Update: On 14. January 2026 Daniel Stenberg announced the official ending of curls bugbounty program on Mastodon and GitHub. Apparently the reason was the growing AI slop to which he commented: „nothing can stop it, but we can hopefully slow it down by removing a strong incentive“. This is also evidence for the huge amount of useless work AI does generate on the other side. In the future we might see AI solving AI problems. I suggest this problem stems from pure monetary greed of some many individuals who try get some money through begbounty.
State of HackerOne
Since the introdustions of GPAI (General-Purpose AI) HackerOne saw surge of AI slop. Let’s have a look at an example:
Buffer Overflow in WebSocket Handshake (lib/ws.c:1287)
Source: hackerone.com
This “bug” was reported to curl. The user (the AI to be precise) found a vulnerability is this part of the source code:
CURLcode Curl_ws_request(struct Curl_easy *data, struct dynbuf *req)
{
unsigned int i;
CURLcode result = CURLE_OK;
unsigned char rand[16];
char *randstr;
size_t randlen;
char keyval[40];
//...
heads[2].val = &keyval[0];
/* 16 bytes random */
result = Curl_rand(data, (unsigned char *)rand, sizeof(rand));
if(result)
return result;
result = curlx_base64_encode((char *)rand, sizeof(rand), &randstr, &randlen);
if(result)
return result;
DEBUGASSERT(randlen < sizeof(keyval));
if(randlen >= sizeof(keyval)) {
free(randstr);
return CURLE_FAILED_INIT;
}
strcpy(keyval, randstr);
//... According to the reporter, this code is vulnerable to memory corruption and enables a remote buffer overflow via unsafe strcpy(). Have look at the hilarious exploit code yourself.

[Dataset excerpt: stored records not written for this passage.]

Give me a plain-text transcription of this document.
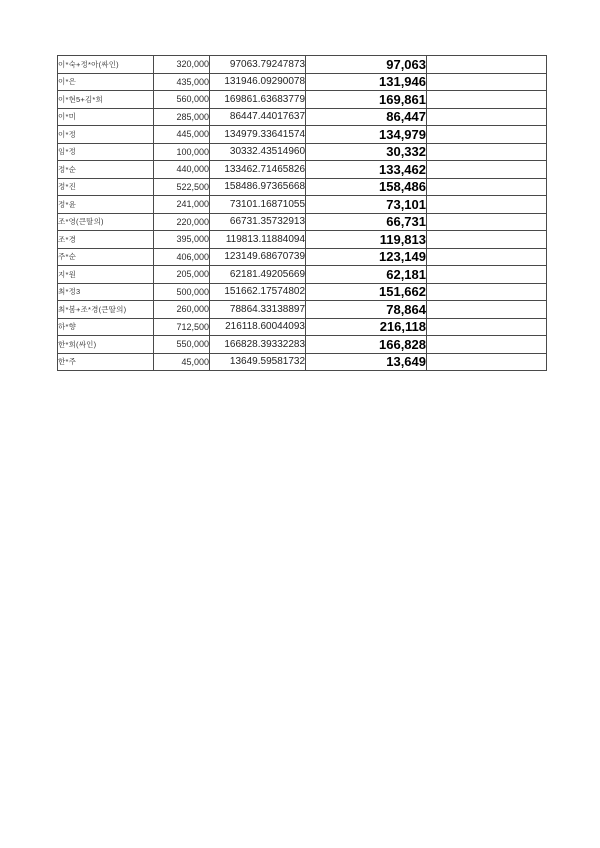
이*숙+정*아(싸인)	320,000	97063.79247873	97,063	
이*은	435,000	131946.09290078	131,946	
이*현5+김*희	560,000	169861.63683779	169,861	
이*미	285,000	86447.44017637	86,447	
이*정	445,000	134979.33641574	134,979	
임*정	100,000	30332.43514960	30,332	
정*순	440,000	133462.71465826	133,462	
정*진	522,500	158486.97365668	158,486	
정*윤	241,000	73101.16871055	73,101	
조*영(큰딸의)	220,000	66731.35732913	66,731	
조*경	395,000	119813.11884094	119,813	
주*순	406,000	123149.68670739	123,149	
지*원	205,000	62181.49205669	62,181	
최*정3	500,000	151662.17574802	151,662	
최*봄+조*경(큰딸의)	260,000	78864.33138897	78,864	
하*향	712,500	216118.60044093	216,118	
한*희(싸인)	550,000	166828.39332283	166,828	
한*주	45,000	13649.59581732	13,649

Enyone with a basic knowledge of C can see here that an overflow of keyval is impossible at this point. It is true that the use of strcpy is no longer recommended. This function may have been a trigger point for the LLM. However, in this case, it is implemented flawlessly.
When Daniel responded: “Can you please explain to us, preferably without an AI, how that strcpy() can copy more bytes than what fits in ‘keyval’ ?”
The reporter then politely apologizes for his analysis: “I need to withdraw this WebSocket vulnerability report. After reviewing your response, I realize my analysis was wrong – the bounds check if(randlen >= sizeof(keyval)) prevents the buffer overflow, so the strcpy() is actually safe. This is not a vulnerability. Sorry for the incorrect report I will be more thorough if I submit any in future!”
To which Daniel replied: “You will not submit any more issues to us, you are banned for violating the AI slop rules. AI slop deluxe“
This report produces two reactions in the reader: a hearty laugh and sympathy for Daniel.